Some students had to be comforted as they wept for Corileus who was described as a committed and dedicated teacher. As staff from PAREDOS delivered tributes, they too were overcome with emotion and had to take a few moments to catch themselves.
But most heart wrenching was seeing Jovona move from casket to casket, hugging and embracing each as she said her final goodbyes. As she sang the hymns which she had chosen for the service, the pain and sadness was etched on her face.
Bishop Dr Marlon Husbands urged those gathered to make God their tower of strength and shelter during this time of pain and weakness.

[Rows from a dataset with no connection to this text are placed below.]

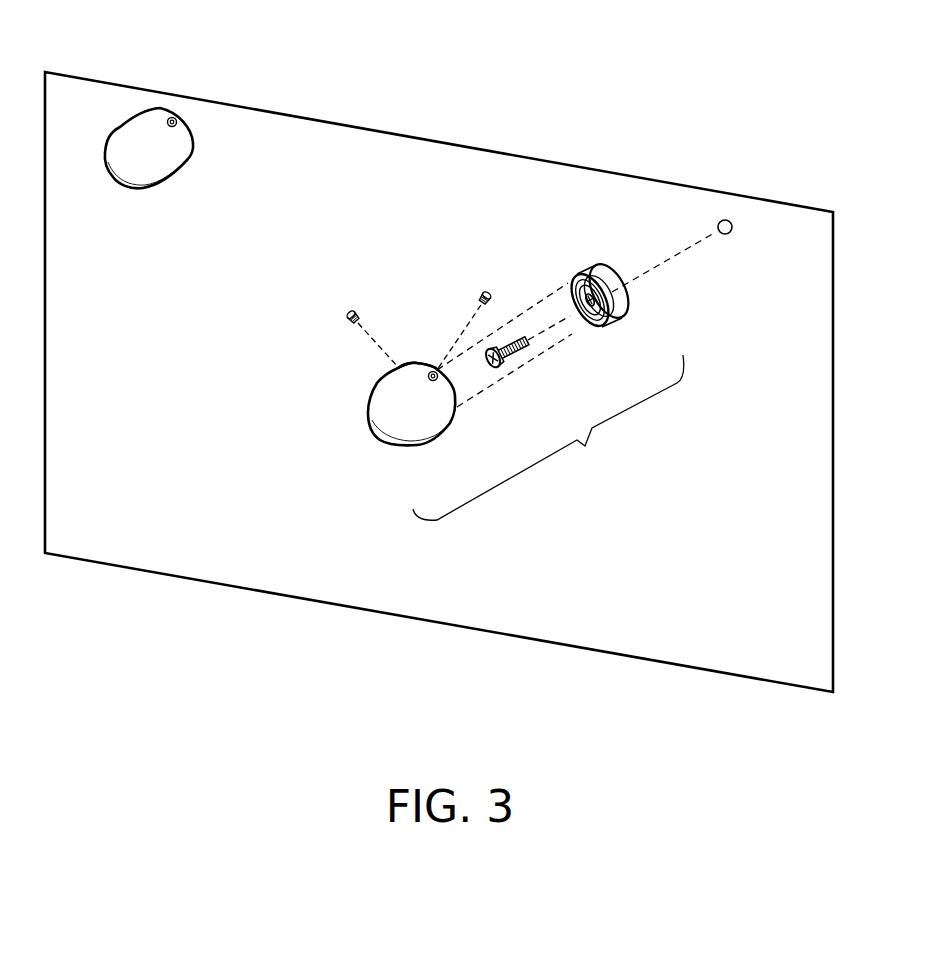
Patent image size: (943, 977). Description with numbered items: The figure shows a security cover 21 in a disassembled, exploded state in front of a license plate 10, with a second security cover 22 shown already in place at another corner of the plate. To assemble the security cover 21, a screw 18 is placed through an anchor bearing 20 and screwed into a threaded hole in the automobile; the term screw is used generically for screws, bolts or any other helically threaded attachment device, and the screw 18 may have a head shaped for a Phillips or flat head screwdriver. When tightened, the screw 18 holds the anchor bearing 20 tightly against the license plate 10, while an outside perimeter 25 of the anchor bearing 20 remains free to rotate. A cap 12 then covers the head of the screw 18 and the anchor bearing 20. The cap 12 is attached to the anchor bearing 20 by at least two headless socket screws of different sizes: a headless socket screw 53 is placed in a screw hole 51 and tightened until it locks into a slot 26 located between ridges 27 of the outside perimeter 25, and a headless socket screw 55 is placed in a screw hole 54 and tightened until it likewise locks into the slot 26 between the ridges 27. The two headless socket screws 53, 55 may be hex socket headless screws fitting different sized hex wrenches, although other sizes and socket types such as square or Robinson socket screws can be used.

The license plate 10 is at (117, 552).
The cap 12 is at (392, 398).
The screw 18 is at (517, 352).
The anchor bearing 20 is at (565, 316).
The security cover 21 is at (548, 437).
The security cover 22 is at (88, 122).
The outside perimeter 25 is at (587, 322).
The slot 26 is at (617, 318).
The ridges 27 is at (567, 268).
The screw hole 51 is at (398, 368).
The headless socket screw 53 is at (350, 314).
The screw hole 54 is at (482, 296).
The headless socket screw 55 is at (432, 371).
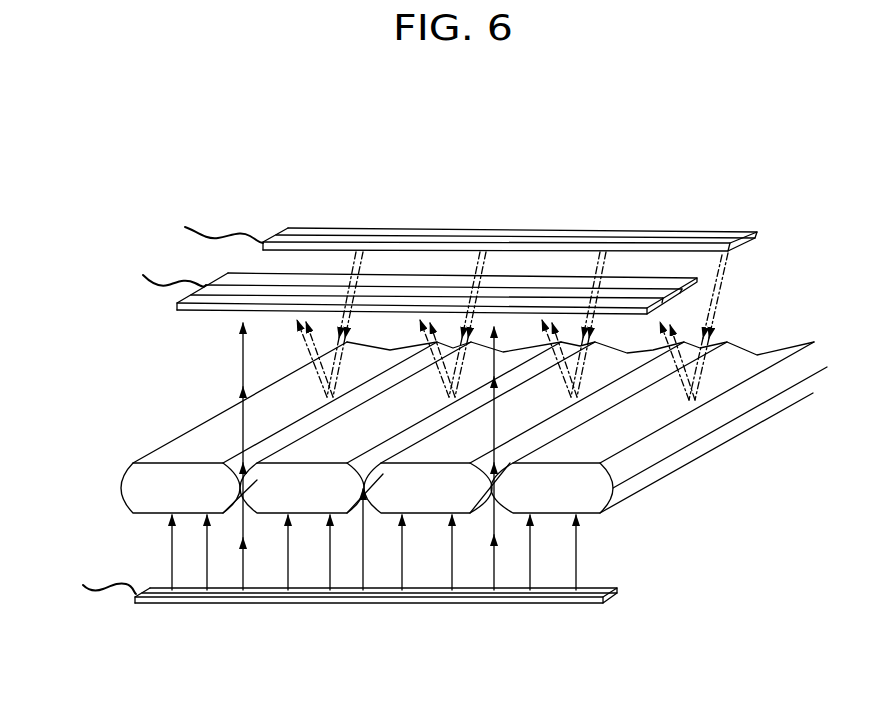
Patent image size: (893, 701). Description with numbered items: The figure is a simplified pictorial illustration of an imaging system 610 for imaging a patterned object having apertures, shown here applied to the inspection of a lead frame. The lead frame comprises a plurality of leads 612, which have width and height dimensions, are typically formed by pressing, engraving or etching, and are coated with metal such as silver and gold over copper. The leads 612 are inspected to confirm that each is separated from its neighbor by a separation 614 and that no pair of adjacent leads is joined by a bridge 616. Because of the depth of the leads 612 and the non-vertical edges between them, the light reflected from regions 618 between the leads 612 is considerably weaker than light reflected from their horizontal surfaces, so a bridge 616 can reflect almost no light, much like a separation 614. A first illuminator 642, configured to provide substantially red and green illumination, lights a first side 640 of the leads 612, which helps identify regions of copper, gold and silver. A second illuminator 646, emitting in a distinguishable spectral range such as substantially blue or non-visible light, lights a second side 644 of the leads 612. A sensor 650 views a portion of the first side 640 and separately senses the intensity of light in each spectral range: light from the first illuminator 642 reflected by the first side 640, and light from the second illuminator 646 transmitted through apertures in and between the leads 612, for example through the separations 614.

The imaging system 610 is at (143, 180).
The leads 612 is at (180, 447).
The separation 614 is at (510, 463).
The bridge 616 is at (365, 467).
The regions between leads 618 is at (283, 432).
The first side 640 is at (183, 374).
The first illuminator 642 is at (637, 233).
The second side 644 is at (108, 543).
The second illuminator 646 is at (355, 603).
The sensor 650 is at (243, 282).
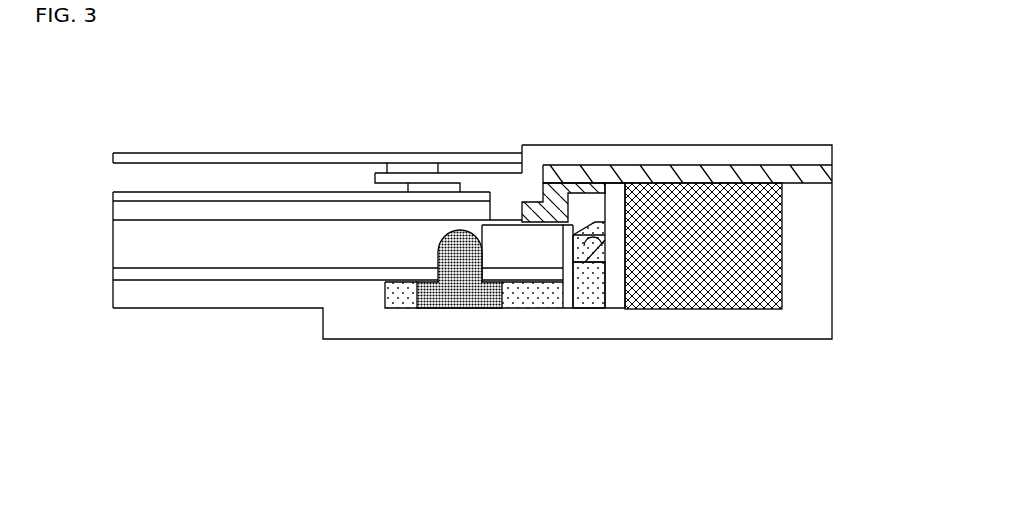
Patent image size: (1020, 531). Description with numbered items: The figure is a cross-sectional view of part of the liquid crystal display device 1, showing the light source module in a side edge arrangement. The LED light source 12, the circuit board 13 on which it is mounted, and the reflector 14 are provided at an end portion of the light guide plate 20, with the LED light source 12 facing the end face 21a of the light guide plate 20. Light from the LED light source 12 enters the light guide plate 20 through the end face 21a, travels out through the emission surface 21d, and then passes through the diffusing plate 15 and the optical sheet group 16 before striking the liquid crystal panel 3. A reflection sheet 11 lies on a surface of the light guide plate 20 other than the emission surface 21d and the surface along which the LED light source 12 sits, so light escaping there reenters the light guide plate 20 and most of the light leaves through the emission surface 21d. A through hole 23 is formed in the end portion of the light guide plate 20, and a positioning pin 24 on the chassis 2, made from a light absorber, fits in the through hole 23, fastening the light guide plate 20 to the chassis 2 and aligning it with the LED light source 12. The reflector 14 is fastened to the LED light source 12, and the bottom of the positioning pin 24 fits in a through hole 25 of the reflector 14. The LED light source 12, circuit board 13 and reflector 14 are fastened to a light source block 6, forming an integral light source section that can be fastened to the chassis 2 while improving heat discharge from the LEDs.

The liquid crystal display device 1 is at (794, 93).
The chassis 2 is at (798, 328).
The liquid crystal panel 3 is at (118, 156).
The light source block 6 is at (705, 302).
The reflection sheet 11 is at (118, 273).
The LED light source 12 is at (598, 232).
The circuit board 13 is at (613, 195).
The reflector 14 is at (593, 300).
The diffusing plate 15 is at (118, 218).
The optical sheet group 16 is at (118, 195).
The light guide plate 20 is at (118, 245).
The end face 21a is at (570, 248).
The emission surface 21d is at (282, 220).
The through hole 23 is at (445, 235).
The positioning pin 24 is at (457, 300).
The through hole 25 is at (515, 290).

“The lesson is that God’s majesty stoops to make babes and infants the means of his triumph. When we are in the state of weakness, we need another to carry us, and who better to carry us than majesty? Who better to carry us when we are despondent, when we are hurting, when we are angry, when we are fearful, when we are doubtful, than God who is able to come under us and push us to a place where we need to be pushed? Why Jovona can smile in the face of such travesty is because she has exposed herself to majesty,” Dr Husbands said.